Crate rust_script_ext

source ·
Expand description

Opinionated set of extensions for use with rust-script. Using rust-script to run Rust like a shell script is great! This crate provides an opinionated set of extensions tailored towards common patterns in scripts. These patterns include file reading, argument parsing, error handling.

§Argument Parsing

A rudimentary argument parser is provided, simply call args.

The parsing is meant to be simple, tailored to script usage. For fully featured CLI apps, consider importing clap.

§Error Handling

Error handling uses the miette crate. A Result type alias is exposed, and IntoDiagnostic can be used to convert errors.

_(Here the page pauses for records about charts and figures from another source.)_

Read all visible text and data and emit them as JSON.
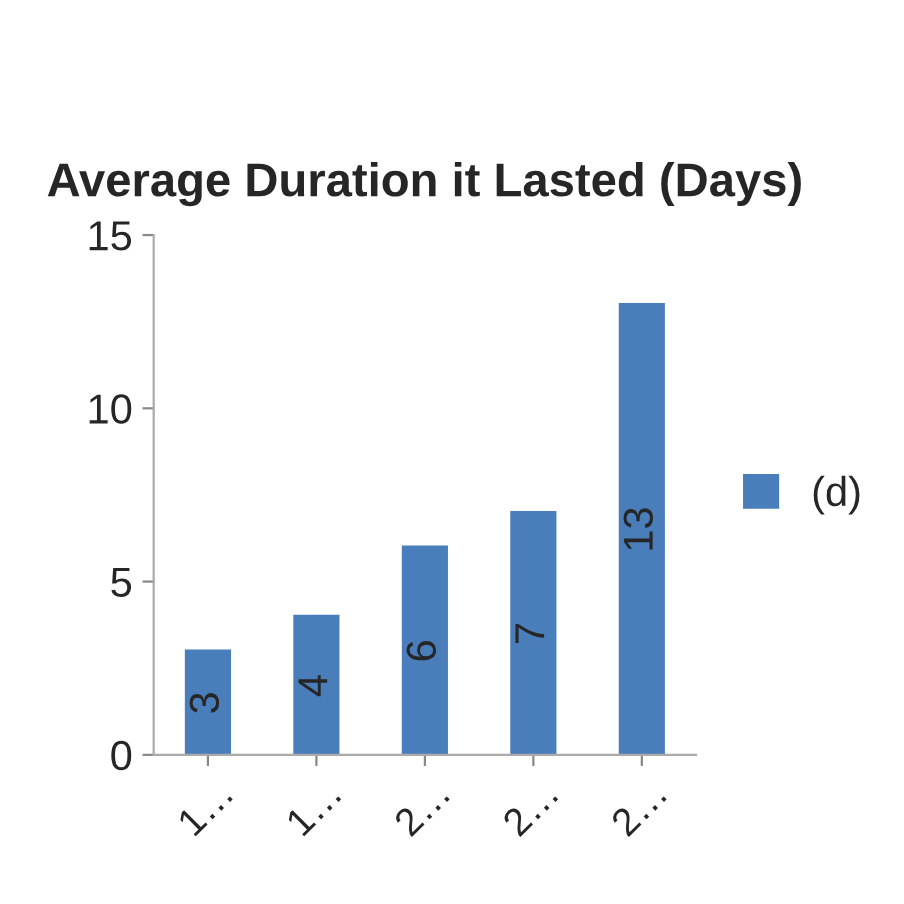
{
  "chart_data": {
    "type": "bar",
    "title": "Average Duration it Lasted (Days)",
    "categories": [
      "1…",
      "1…",
      "2…",
      "2…",
      "2…"
    ],
    "series": [
      {
        "name": "(d)",
        "color": "#4a7ebb",
        "values": [
          3,
          4,
          6,
          7,
          13
        ]
      }
    ],
    "ylim": [
      0,
      15
    ],
    "yticks": [
      0,
      5,
      10,
      15
    ],
    "data_labels": true,
    "legend": "right",
    "grid": false
  }
}
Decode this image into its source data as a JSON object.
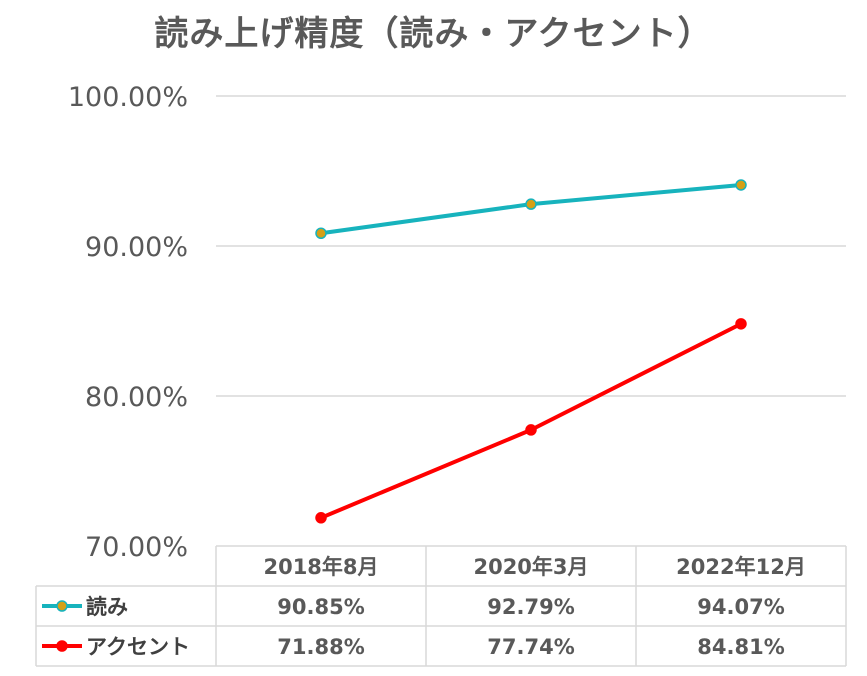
{
  "chart_data": {
    "type": "line",
    "title": "読み上げ精度（読み・アクセント）",
    "categories": [
      "2018年8月",
      "2020年3月",
      "2022年12月"
    ],
    "ylim": [
      0.7,
      1.0
    ],
    "yticks": [
      "100.00%",
      "90.00%",
      "80.00%",
      "70.00%"
    ],
    "ytick_values": [
      1.0,
      0.9,
      0.8,
      0.7
    ],
    "grid": true,
    "legend": "data-table",
    "series": [
      {
        "name": "読み",
        "color": "#17b3bd",
        "marker_fill": "#d4a017",
        "values": [
          0.9085,
          0.9279,
          0.9407
        ],
        "labels": [
          "90.85%",
          "92.79%",
          "94.07%"
        ]
      },
      {
        "name": "アクセント",
        "color": "#ff0000",
        "marker_fill": "#ff0000",
        "values": [
          0.7188,
          0.7774,
          0.8481
        ],
        "labels": [
          "71.88%",
          "77.74%",
          "84.81%"
        ]
      }
    ]
  }
}
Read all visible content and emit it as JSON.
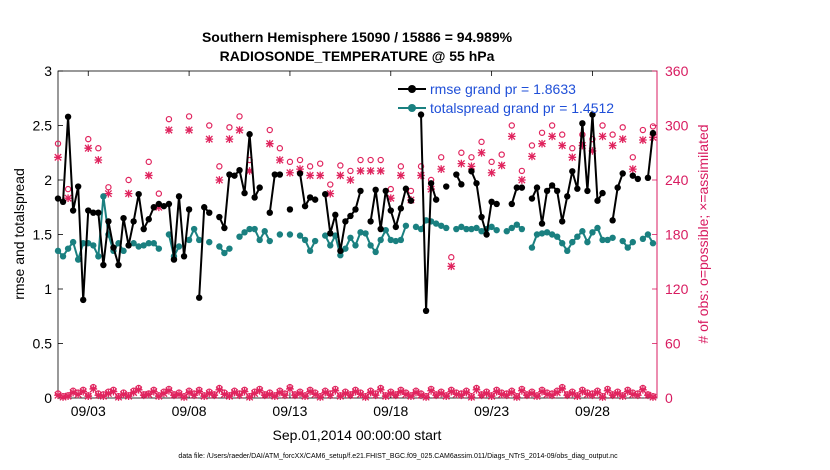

fn foo() -> Result<String> {
   std::fs::read_to_string("foo.txt")
       .into_diagnostic()
       .wrap_err("failed to open 'foo.txt'")
}

§Invoking Commands

Running commands is done through std::process::Command. There are a few helper traits and macros to assist in:

  1. Building a Command, and
  2. Executing a command.

Building commands can leverage the cmd! macro. This can be used to succintly build a command with arguments.

let x = 1.0;
let cmd = cmd!(./my-script.sh: foo/bar, --verbose, {x + 2.14});
assert_eq!(&cmd.cmd_str(), "./my-script.sh foo/bar --verbose 3.14");

The CommandExecute trait provides some methods which can execute a command and automatically collect the output, along with providing verbose error messages if something fails.

// Verbose means also print stdout/stderr to terminal as execution occurs
cmd!(ls: src).execute_str(Verbose).unwrap();

§Serialisation

Serialize, Deserialize, and DeserializeOwned are all exposed. Because of some path quirks with re-exported proc-macros, all derived values need to be tagged with the path to the serde crate, as shown below.

#[derive(Deserialize)]
#[serde(crate = "deps::serde")]
struct PizzaOrder {
   ham: bool,
   cheese: bool,
   pineapple: bool,
}

§Structured IO

A common pattern is to read/write with a particular serialisation format. Examples include reading a CSV file from disk, or writing JSON to stdout. An abstraction is provided (structured IO) which produces read_as and write_as functions on typical targets so working with structured data is ergonomic.

#[derive(Serialize, Deserialize, Debug, PartialEq)]
struct City {
    city: String,
    pop: u32,
}

let csv = "city,pop\nBrisbane,100000\nSydney,200000\n";

// read_as on anything that is Read
let x = csv.as_bytes().read_as::<CSV, City>().unwrap();

assert_eq!(
    x,
    vec![
        City {
            city: "Brisbane".to_string(),
            pop: 100_000,
        },
        City {
            city: "Sydney".to_string(),
            pop: 200_000,
        }
    ]
);

let mut buf = Vec::new();

// write &[T] (T: Serialize) as a CSV into a Writer
x.write_as(CSV, &mut buf).unwrap();
assert_eq!(buf, csv.as_bytes());

§Date and Time

Date and time is handled by exposing the time crate. For duration, humantime is used, exposing its Duration directly. This is done for duration parsing similar to what is experienced in unix tools.

§Number formatting

numfmt::Formatter is exposed (as NumFmt) which can be used to format numbers in a nice way. The numfmt module documentation describes ways to build a formatter, along with the syntax for parsing a format string.

§Progress reporting

how-u-doin can be used to show progress of a longer running script.

§Tabular printing

Tables can be printed neatly with TablePrinter, which is just exposing comfy-table.